Ever wonder why so many expert witnesses lead juries astray due to mathematical errors? Or why so many gamblers and investors are so bad at assessing relatively simple probability questions? First imagine that you consider yourself an expert (at something other than math), and then you encounter a question like this…

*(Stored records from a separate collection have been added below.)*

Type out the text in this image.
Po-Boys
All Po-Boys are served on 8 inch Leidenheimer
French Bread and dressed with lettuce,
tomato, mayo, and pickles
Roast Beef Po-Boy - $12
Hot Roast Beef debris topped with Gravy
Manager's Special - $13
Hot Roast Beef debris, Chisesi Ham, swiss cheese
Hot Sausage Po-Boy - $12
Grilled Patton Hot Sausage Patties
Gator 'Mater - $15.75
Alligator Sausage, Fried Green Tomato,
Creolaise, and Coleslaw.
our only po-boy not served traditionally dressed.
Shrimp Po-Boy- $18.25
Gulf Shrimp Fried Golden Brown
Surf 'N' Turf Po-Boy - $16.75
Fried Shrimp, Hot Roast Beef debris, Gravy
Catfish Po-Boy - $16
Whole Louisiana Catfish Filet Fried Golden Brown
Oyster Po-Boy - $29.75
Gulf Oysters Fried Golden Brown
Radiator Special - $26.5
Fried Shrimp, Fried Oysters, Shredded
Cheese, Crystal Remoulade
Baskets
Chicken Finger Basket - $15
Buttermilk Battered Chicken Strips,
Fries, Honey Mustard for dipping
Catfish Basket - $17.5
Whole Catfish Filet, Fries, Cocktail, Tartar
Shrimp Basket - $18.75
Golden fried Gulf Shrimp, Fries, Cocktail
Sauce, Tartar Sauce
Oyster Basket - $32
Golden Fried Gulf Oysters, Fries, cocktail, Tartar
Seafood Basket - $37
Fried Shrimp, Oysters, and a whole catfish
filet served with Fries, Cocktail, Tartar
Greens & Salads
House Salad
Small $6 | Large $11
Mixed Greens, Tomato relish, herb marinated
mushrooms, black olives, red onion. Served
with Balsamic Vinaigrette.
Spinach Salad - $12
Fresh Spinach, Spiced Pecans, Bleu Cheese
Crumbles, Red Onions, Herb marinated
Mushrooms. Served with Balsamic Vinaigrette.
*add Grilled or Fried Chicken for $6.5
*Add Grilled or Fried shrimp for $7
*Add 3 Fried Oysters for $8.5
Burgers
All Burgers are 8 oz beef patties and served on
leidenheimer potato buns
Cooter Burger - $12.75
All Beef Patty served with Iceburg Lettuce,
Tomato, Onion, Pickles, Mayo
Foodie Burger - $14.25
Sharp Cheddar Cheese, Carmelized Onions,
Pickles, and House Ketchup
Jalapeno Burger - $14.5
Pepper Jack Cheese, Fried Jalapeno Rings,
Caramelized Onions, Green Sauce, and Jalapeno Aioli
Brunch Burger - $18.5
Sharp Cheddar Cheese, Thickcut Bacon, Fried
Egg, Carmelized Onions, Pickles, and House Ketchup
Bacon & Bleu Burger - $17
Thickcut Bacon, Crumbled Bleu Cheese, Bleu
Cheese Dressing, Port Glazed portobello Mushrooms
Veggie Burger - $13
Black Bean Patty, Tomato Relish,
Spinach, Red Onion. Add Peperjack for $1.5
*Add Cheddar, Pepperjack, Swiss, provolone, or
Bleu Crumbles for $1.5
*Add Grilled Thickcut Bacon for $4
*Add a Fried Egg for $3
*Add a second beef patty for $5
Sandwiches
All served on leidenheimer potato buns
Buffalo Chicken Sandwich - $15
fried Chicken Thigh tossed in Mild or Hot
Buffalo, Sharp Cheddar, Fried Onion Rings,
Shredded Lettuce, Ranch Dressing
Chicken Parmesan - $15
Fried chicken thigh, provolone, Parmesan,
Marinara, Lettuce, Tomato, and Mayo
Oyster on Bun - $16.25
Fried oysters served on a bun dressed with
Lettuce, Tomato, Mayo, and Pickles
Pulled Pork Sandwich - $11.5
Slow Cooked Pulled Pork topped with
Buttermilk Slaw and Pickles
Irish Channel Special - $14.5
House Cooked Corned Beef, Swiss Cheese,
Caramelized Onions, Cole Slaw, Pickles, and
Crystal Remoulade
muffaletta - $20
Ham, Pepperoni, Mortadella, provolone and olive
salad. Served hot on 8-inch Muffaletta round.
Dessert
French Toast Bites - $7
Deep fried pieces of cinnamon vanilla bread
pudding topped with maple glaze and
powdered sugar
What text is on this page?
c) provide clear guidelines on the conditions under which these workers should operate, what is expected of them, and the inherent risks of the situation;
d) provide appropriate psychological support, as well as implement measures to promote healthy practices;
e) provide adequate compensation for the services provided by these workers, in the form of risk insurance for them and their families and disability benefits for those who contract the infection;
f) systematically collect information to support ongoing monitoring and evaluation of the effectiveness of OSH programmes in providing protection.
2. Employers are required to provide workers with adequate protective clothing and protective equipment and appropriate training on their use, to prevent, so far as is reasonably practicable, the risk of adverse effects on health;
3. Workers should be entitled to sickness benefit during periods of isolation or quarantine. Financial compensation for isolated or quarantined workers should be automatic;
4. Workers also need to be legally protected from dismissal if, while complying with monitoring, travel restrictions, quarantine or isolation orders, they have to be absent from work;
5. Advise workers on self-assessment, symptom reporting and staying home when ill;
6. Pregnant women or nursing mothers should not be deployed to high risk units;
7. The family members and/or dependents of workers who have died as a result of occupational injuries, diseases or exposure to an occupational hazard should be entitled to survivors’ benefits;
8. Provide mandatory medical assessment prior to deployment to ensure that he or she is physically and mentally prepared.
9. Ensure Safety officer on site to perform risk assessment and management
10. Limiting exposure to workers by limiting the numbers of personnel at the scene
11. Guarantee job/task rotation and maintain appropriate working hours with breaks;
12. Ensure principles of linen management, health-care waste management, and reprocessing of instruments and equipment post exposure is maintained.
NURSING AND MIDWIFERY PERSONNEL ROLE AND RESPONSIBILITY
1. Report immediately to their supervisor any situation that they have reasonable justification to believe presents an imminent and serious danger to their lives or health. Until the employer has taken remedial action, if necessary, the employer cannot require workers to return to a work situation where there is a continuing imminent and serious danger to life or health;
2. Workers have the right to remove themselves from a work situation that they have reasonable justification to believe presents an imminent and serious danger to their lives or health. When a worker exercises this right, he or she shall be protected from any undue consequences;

Imagine there’s a completely random event with two outcomes, say flipping a coin. Each flip has an equal probability of landing heads or tails. Now imagine that we’re interested in seeing how long it takes to get a certain sequence of outcomes.
Tails, Heads, Tails
Tails, Heads, Heads
Now, suppose we flip a coin until Pattern 1 is reached, note how many coin flips it took, and then we repeat the process many times and average how many flips it takes to get a tails-heads-tails sequence . After that, we go through the same process to see how many flips it takes to get Pattern 2, a tails-heads-heads sequence. For example if we start flipping a coin for pattern 1 and we see:
tails, heads, heads, tails, heads, tails
Then we reached Pattern 1 after only six coin tosses. Sometimes it will take as few as three coin tosses, but other times it will take many more. If we were to repeat this test thousands of times and calculate the average number of tosses it takes to get Pattern 1 and compare it to the average number of tosses it takes to get Pattern 2, which be the bigger number?
On average, which pattern takes fewer coin tosses?
- They'll happen equally fast, on average. (78%, 1,775 Votes)
- Tails, Heads, Tails takes fewer tosses! (11%, 258 Votes)
- Tails, Heads, Heads takes fewer tosses! (9%, 213 Votes)
- I can't figure it out. (2%, 36 Votes)
Total Voters: 2,282
The first correct answer with a valid explanation wins a beer (if you can make it to Taipei to collect).
Update: Two correct answers are in! Ray Myers, with some lisp code to brute force the answer, and Robin with a clear explanation of why. When and if you make it out to collect, drinks at the Taiwan Beer Factory are on me.